The 1968 film, directed by Peter Bogdanovich, stars Karloff as Byron Orlok, a disillusioned horror star in his twilight years, and clearly a role with autobiographical overtones. In Targets, Orlok faces off against a young Vietnam vet (inspired by the spree killer Charles Whitman) who begins shooting innocent passersby, representative of a new, nihilistic form of terror in contrast to the gentle Gothic horror embodied by the old man. While Bogdanovich insisted that Boris was far from embittered, Karloff had expressed some reservations about the direction of the horror genre some years before. In 1959, he dismissed contemporary horror pictures as ‘cheap, tawdry and disgusting’. The timing is interesting, as he was likely referring to the success of Hammer studios, then enjoying international success, shocking the horror market back into life with The Curse of Frankenstein just two years earlier.

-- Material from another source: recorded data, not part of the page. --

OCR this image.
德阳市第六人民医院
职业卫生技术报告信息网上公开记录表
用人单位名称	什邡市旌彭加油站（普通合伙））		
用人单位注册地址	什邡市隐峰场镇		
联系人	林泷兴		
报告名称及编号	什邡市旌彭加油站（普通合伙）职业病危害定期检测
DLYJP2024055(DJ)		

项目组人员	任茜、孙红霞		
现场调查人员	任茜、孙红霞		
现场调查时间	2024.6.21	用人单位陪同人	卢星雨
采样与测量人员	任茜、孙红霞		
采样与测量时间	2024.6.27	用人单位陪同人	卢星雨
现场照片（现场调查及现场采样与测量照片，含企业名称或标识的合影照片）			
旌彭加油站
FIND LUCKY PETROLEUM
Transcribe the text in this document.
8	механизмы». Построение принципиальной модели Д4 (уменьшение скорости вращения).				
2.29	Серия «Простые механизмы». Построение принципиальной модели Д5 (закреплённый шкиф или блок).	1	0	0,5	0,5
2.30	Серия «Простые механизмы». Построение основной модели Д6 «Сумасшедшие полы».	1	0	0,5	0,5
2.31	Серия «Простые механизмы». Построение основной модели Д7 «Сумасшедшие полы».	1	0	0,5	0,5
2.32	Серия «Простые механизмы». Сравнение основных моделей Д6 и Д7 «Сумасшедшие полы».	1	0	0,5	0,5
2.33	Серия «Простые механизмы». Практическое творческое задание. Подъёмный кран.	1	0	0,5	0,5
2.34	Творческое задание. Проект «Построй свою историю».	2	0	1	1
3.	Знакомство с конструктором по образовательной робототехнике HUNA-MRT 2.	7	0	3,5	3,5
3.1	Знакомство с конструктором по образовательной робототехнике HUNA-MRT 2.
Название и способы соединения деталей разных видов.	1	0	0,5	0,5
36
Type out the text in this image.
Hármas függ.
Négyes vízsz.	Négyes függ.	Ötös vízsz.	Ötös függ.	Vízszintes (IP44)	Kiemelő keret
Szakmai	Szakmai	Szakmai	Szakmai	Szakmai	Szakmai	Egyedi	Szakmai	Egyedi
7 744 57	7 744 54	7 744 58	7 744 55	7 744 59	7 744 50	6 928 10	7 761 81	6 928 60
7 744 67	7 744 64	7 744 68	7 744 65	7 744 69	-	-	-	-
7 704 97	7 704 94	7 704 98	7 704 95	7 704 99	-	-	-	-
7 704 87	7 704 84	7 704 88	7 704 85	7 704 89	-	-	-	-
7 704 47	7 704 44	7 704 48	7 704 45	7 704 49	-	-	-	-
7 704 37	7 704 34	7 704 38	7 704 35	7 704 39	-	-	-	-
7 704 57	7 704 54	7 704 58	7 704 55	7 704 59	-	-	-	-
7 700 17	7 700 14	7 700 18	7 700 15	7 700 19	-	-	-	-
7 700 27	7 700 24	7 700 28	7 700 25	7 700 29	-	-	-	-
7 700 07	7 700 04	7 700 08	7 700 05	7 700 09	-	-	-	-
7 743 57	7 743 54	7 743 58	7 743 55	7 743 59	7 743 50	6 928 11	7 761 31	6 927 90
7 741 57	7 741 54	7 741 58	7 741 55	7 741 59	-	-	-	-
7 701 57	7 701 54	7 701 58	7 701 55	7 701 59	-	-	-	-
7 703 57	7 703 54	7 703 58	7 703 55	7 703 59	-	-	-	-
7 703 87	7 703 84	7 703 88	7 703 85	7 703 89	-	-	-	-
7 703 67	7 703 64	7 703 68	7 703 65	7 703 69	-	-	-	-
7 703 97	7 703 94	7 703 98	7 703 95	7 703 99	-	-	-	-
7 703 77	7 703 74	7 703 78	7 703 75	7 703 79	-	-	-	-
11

Boris worked with Christopher Lee – who like Karloff achieved success playing the Frankenstein Monster – on Corridors of Blood in 1958. Lee recalls that, despite Boris being his usual generous and genial self on-set, discussion of their obvious connection was conspicuous by its absence…

 

Stephen Jacobs makes nothing of this in More than a Monster, and again, you do occasionally wish he was a little more analytical – passed the occasional comment on the material he evidently knows so well – rather than relying so heavily on quotes from other sources. But the quotes are often pure gold, as Jacobs unearths a rich seam of often amusing, occasionally poignant anecdotes featuring an irresistible cast, ranging from Lugosi and Lee, to the likes of Peter Lorre, Basil Rathbone and Vincent Price. Karloff offers little material for the biographical muckraker, but is a joy for the sympathetic biographer, and casual readers may even find the endless repetition of what a true gentleman Boris was in contrast to the roles he played slightly wearing. Yet for devotees of this inimitable performer and inspirational individual, Stephen Jacobs’ book represents an essential purchase. While falling just a whisker short of a masterpiece, it’s still a highly impressive achievement that belongs on the shelf of every aficionado of golden age Hollywood Gothic.